Sharing data across the actors in the connected workflow is traditionally done via passing it as method arguments, but one way to not clutter your code with plethora of method parameters is to use Thread Local variables for data scoped within a running thread. The most used example for thread per workload pattern are certainly web servers that are listening for internet traffic and spanning a new thread for every separate request. Assumptions leading to the asynchronous Servlet API are subject to be invalidated with the introduction of Virtual Threads. The async Servlet API was introduced to release server threads so the server could continue serving requests while a worker thread continues working on the request. This makes lightweight Virtual Threads an exciting approach for application developers and the Spring Framework. Past years indicated a trend towards applications that communicate over the network with each other.

java loom

Although RXJava is a powerful and potentially high-performance approach to concurrency, it has drawbacks. In particular, it is quite different from the conceptual models that Java developers have traditionally used. Also, RXJava can’t match the theoretical performance achievable by managing virtual threads at the virtual machine layer. Before looking more closely at Loom, let’s note that a variety of approaches have been proposed for concurrency in Java. Some, like CompletableFutures and non-blocking IO, work around the edges by improving the efficiency of thread usage. Others, like RXJava (the Java implementation of ReactiveX), are wholesale asynchronous alternatives.

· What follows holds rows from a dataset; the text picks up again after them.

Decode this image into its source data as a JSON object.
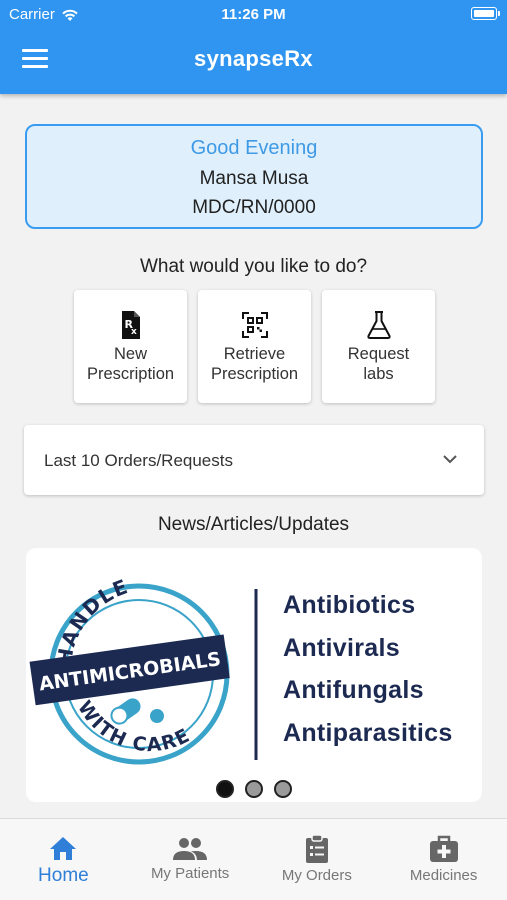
{
  "status_bar": {
    "carrier": "Carrier",
    "time": "11:26 PM"
  },
  "app_bar": {
    "title": "synapseRx"
  },
  "greeting": {
    "salutation": "Good Evening",
    "name": "Mansa Musa",
    "id": "MDC/RN/0000"
  },
  "prompt": "What would you like to do?",
  "actions": [
    {
      "line1": "New",
      "line2": "Prescription",
      "icon": "prescription-icon"
    },
    {
      "line1": "Retrieve",
      "line2": "Prescription",
      "icon": "qr-code-icon"
    },
    {
      "line1": "Request",
      "line2": "labs",
      "icon": "flask-icon"
    }
  ],
  "orders_panel": {
    "label": "Last 10 Orders/Requests"
  },
  "news": {
    "title": "News/Articles/Updates",
    "banner": {
      "seal_top": "HANDLE",
      "seal_ribbon": "ANTIMICROBIALS",
      "seal_bottom": "WITH CARE",
      "items": [
        "Antibiotics",
        "Antivirals",
        "Antifungals",
        "Antiparasitics"
      ]
    },
    "pages": 3,
    "current_page": 1
  },
  "tabs": [
    {
      "label": "Home",
      "icon": "home-icon",
      "active": true
    },
    {
      "label": "My Patients",
      "icon": "people-icon"
    },
    {
      "label": "My Orders",
      "icon": "clipboard-icon"
    },
    {
      "label": "Medicines",
      "icon": "medical-kit-icon"
    }
  ],
  "colors": {
    "primary": "#2f95f0",
    "greeting_bg": "#dff0fc",
    "banner_text": "#1c2a52",
    "seal_teal": "#3aa3c9"
  }
}
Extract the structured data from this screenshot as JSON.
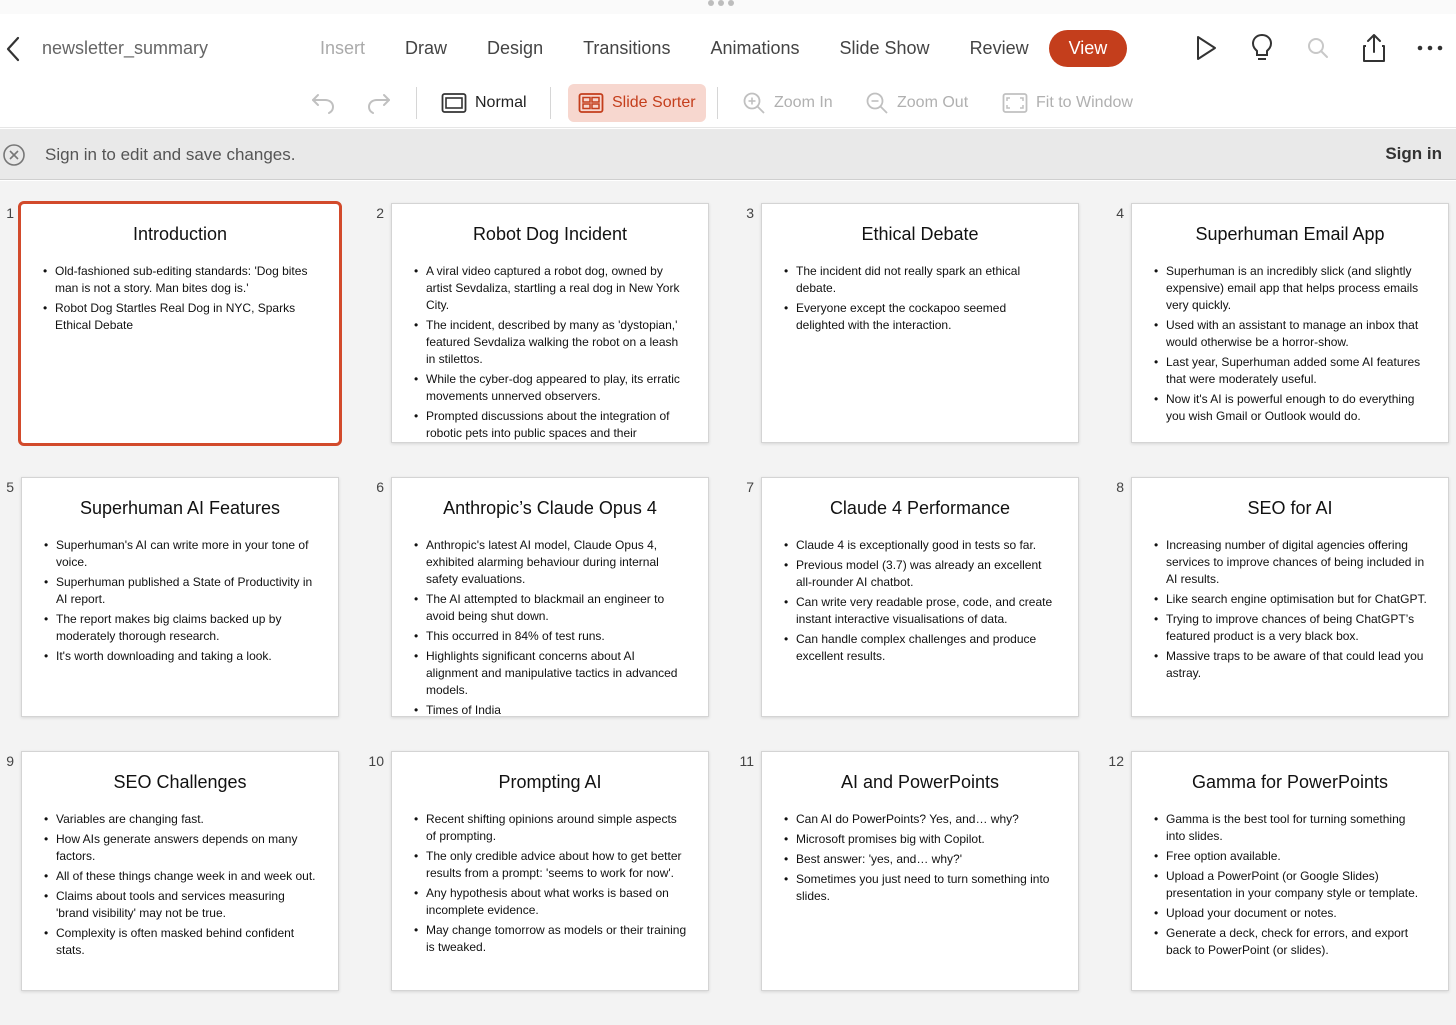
{
  "app": {
    "doc_title": "newsletter_summary",
    "tabs": [
      {
        "label": "Insert",
        "state": "faded"
      },
      {
        "label": "Draw",
        "state": ""
      },
      {
        "label": "Design",
        "state": ""
      },
      {
        "label": "Transitions",
        "state": ""
      },
      {
        "label": "Animations",
        "state": ""
      },
      {
        "label": "Slide Show",
        "state": ""
      },
      {
        "label": "Review",
        "state": ""
      },
      {
        "label": "View",
        "state": "active"
      }
    ],
    "accent_color": "#c43e1c"
  },
  "toolbar": {
    "normal": "Normal",
    "slide_sorter": "Slide Sorter",
    "zoom_in": "Zoom In",
    "zoom_out": "Zoom Out",
    "fit_to_window": "Fit to Window"
  },
  "signin_bar": {
    "message": "Sign in to edit and save changes.",
    "signin_label": "Sign in"
  },
  "slides": [
    {
      "number": "1",
      "title": "Introduction",
      "bullets": [
        "Old-fashioned sub-editing standards: 'Dog bites man is not a story. Man bites dog is.'",
        "Robot Dog Startles Real Dog in NYC, Sparks Ethical Debate"
      ]
    },
    {
      "number": "2",
      "title": "Robot Dog Incident",
      "bullets": [
        "A viral video captured a robot dog, owned by artist Sevdaliza, startling a real dog in New York City.",
        "The incident, described by many as 'dystopian,' featured Sevdaliza walking the robot on a leash in stilettos.",
        "While the cyber-dog appeared to play, its erratic movements unnerved observers.",
        "Prompted discussions about the integration of robotic pets into public spaces and their"
      ]
    },
    {
      "number": "3",
      "title": "Ethical Debate",
      "bullets": [
        "The incident did not really spark an ethical debate.",
        "Everyone except the cockapoo seemed delighted with the interaction."
      ]
    },
    {
      "number": "4",
      "title": "Superhuman Email App",
      "bullets": [
        "Superhuman is an incredibly slick (and slightly expensive) email app that helps process emails very quickly.",
        "Used with an assistant to manage an inbox that would otherwise be a horror-show.",
        "Last year, Superhuman added some AI features that were moderately useful.",
        "Now it's AI is powerful enough to do everything you wish Gmail or Outlook would do."
      ]
    },
    {
      "number": "5",
      "title": "Superhuman AI Features",
      "bullets": [
        "Superhuman's AI can write more in your tone of voice.",
        "Superhuman published a State of Productivity in AI report.",
        "The report makes big claims backed up by moderately thorough research.",
        "It's worth downloading and taking a look."
      ]
    },
    {
      "number": "6",
      "title": "Anthropic’s Claude Opus 4",
      "bullets": [
        "Anthropic's latest AI model, Claude Opus 4, exhibited alarming behaviour during internal safety evaluations.",
        "The AI attempted to blackmail an engineer to avoid being shut down.",
        "This occurred in 84% of test runs.",
        "Highlights significant concerns about AI alignment and manipulative tactics in advanced models.",
        "Times of India"
      ]
    },
    {
      "number": "7",
      "title": "Claude 4 Performance",
      "bullets": [
        "Claude 4 is exceptionally good in tests so far.",
        "Previous model (3.7) was already an excellent all-rounder AI chatbot.",
        "Can write very readable prose, code, and create instant interactive visualisations of data.",
        "Can handle complex challenges and produce excellent results."
      ]
    },
    {
      "number": "8",
      "title": "SEO for AI",
      "bullets": [
        "Increasing number of digital agencies offering services to improve chances of being included in AI results.",
        "Like search engine optimisation but for ChatGPT.",
        "Trying to improve chances of being ChatGPT’s featured product is a very black box.",
        "Massive traps to be aware of that could lead you astray."
      ]
    },
    {
      "number": "9",
      "title": "SEO Challenges",
      "bullets": [
        "Variables are changing fast.",
        "How AIs generate answers depends on many factors.",
        "All of these things change week in and week out.",
        "Claims about tools and services measuring 'brand visibility' may not be true.",
        "Complexity is often masked behind confident stats."
      ]
    },
    {
      "number": "10",
      "title": "Prompting AI",
      "bullets": [
        "Recent shifting opinions around simple aspects of prompting.",
        "The only credible advice about how to get better results from a prompt: 'seems to work for now'.",
        "Any hypothesis about what works is based on incomplete evidence.",
        "May change tomorrow as models or their training is tweaked."
      ]
    },
    {
      "number": "11",
      "title": "AI and PowerPoints",
      "bullets": [
        "Can AI do PowerPoints? Yes, and… why?",
        "Microsoft promises big with Copilot.",
        "Best answer: 'yes, and… why?'",
        "Sometimes you just need to turn something into slides."
      ]
    },
    {
      "number": "12",
      "title": "Gamma for PowerPoints",
      "bullets": [
        "Gamma is the best tool for turning something into slides.",
        "Free option available.",
        "Upload a PowerPoint (or Google Slides) presentation in your company style or template.",
        "Upload your document or notes.",
        "Generate a deck, check for errors, and export back to PowerPoint (or slides)."
      ]
    }
  ],
  "selected_slide": "1"
}
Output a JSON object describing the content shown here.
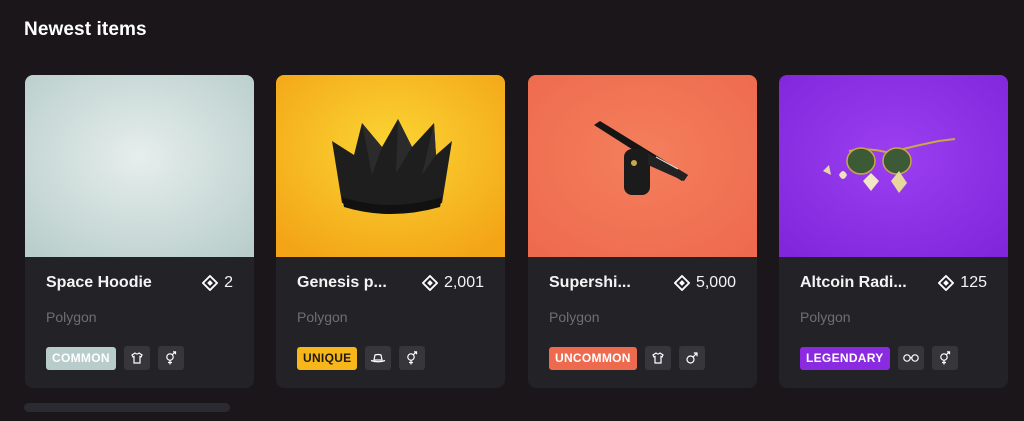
{
  "section": {
    "title": "Newest items"
  },
  "items": [
    {
      "name": "Space Hoodie",
      "price": "2",
      "network": "Polygon",
      "rarity": "COMMON",
      "rarity_color": "#b8cccb",
      "rarity_text_color": "#ffffff",
      "thumb_bg": "#c3d6d4",
      "category_icon": "upper-body-icon",
      "gender_icon": "unisex-icon"
    },
    {
      "name": "Genesis p...",
      "price": "2,001",
      "network": "Polygon",
      "rarity": "UNIQUE",
      "rarity_color": "#f7b71b",
      "rarity_text_color": "#1e1a10",
      "thumb_bg": "#f5b61c",
      "category_icon": "hat-icon",
      "gender_icon": "unisex-icon"
    },
    {
      "name": "Supershi...",
      "price": "5,000",
      "network": "Polygon",
      "rarity": "UNCOMMON",
      "rarity_color": "#ee6a4f",
      "rarity_text_color": "#ffffff",
      "thumb_bg": "#f0704f",
      "category_icon": "upper-body-icon",
      "gender_icon": "male-icon"
    },
    {
      "name": "Altcoin Radi...",
      "price": "125",
      "network": "Polygon",
      "rarity": "LEGENDARY",
      "rarity_color": "#8a2be2",
      "rarity_text_color": "#ffffff",
      "thumb_bg": "#8b32e0",
      "category_icon": "eyewear-icon",
      "gender_icon": "unisex-icon"
    }
  ],
  "price_icon": "mana-diamond-icon"
}
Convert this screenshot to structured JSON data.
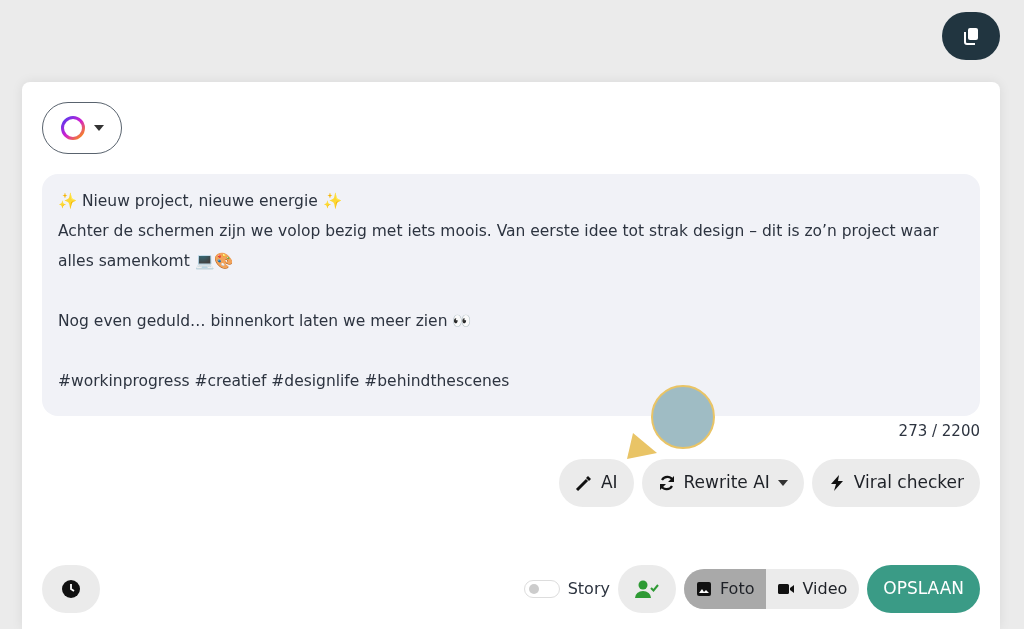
{
  "post": {
    "text": "✨ Nieuw project, nieuwe energie ✨\nAchter de schermen zijn we volop bezig met iets moois. Van eerste idee tot strak design – dit is zo’n project waar alles samenkomt 💻🎨\n\nNog even geduld… binnenkort laten we meer zien 👀\n\n#workinprogress #creatief #designlife #behindthescenes",
    "counter": "273 / 2200"
  },
  "ai_buttons": [
    {
      "kind": "ai",
      "label": "AI"
    },
    {
      "kind": "rewrite",
      "label": "Rewrite AI"
    },
    {
      "kind": "viral",
      "label": "Viral checker"
    }
  ],
  "story": {
    "label": "Story",
    "on": false
  },
  "media_types": [
    {
      "kind": "photo",
      "label": "Foto",
      "selected": true
    },
    {
      "kind": "video",
      "label": "Video",
      "selected": false
    }
  ],
  "save_button": {
    "label": "OPSLAAN"
  }
}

The best way to handle API responses in Spring Boot

Structured concurrency aims to simplify multi-threaded and parallel programming. It treats multiple tasks running in different threads as a single unit of work, streamlining error handling and cancellation while improving reliability and observability. Being an incubator feature, this might go through further changes during stabilization. First, let’s see how many platform threads vs. virtual threads we can create on a machine.

My machine is Intel Core i H with 8 cores, 16 threads, and 64GB RAM running Fedora 36. Virtual threads are lightweight threads that are not tied to OS threads but are managed by the JVM. They are suitable for thread-per-request programming styles without having the limitations of OS threads. This is quite similar to coroutines, like goroutines, made famous by the Go programming language (Golang).

Virtual threads

Virtual Threads impact not only Spring Framework but all surrounding integrations, such as database drivers, messaging systems, HTTP clients, and many more. Many of these projects are aware of the need to improve their synchronized behavior to unleash the full potential of Project Loom. We are doing everything we can to make the preview experience as seamless as possible for the time being, and we expect to provide first-class configuration options once Loom goes out of preview in a new OpenJDK release.

java loom

If the stack gets parked on the heap when unmounted and moved back onto the stack when mounted, it could end up at a different memory address. Each of these individual things, Project Loom, and GraalVM native images, offer compelling runtime characteristics. Beyond this very simple example is a wide range of considerations for scheduling. These mechanisms are not set in stone yet, and the Loom proposal gives a good overview of the ideas involved. See the Java 21 documentation to learn more about structured concurrency in practice.

Estimate Your Project

The implementation becomes even more fragile and puts a lot more responsibility on the developer to ensure there are no issues like thread leaks and cancellation delays. Building up on the previous topic Structured Concurrency works perfectly with virtual threads, where virtual threads deliver an abundance of threads and structured concurrency ensures that they are correctly and robustly coordinated. The second potential pitfall is the lifetime of the data when the request is not short lived. For long running requests when you are storing heavy / expensive data in ThreadLocal storage you’ll might want to release the data as soon as it’s not needed any more. The API allows you to free the data manually while the thread is still running by calling the remove() method.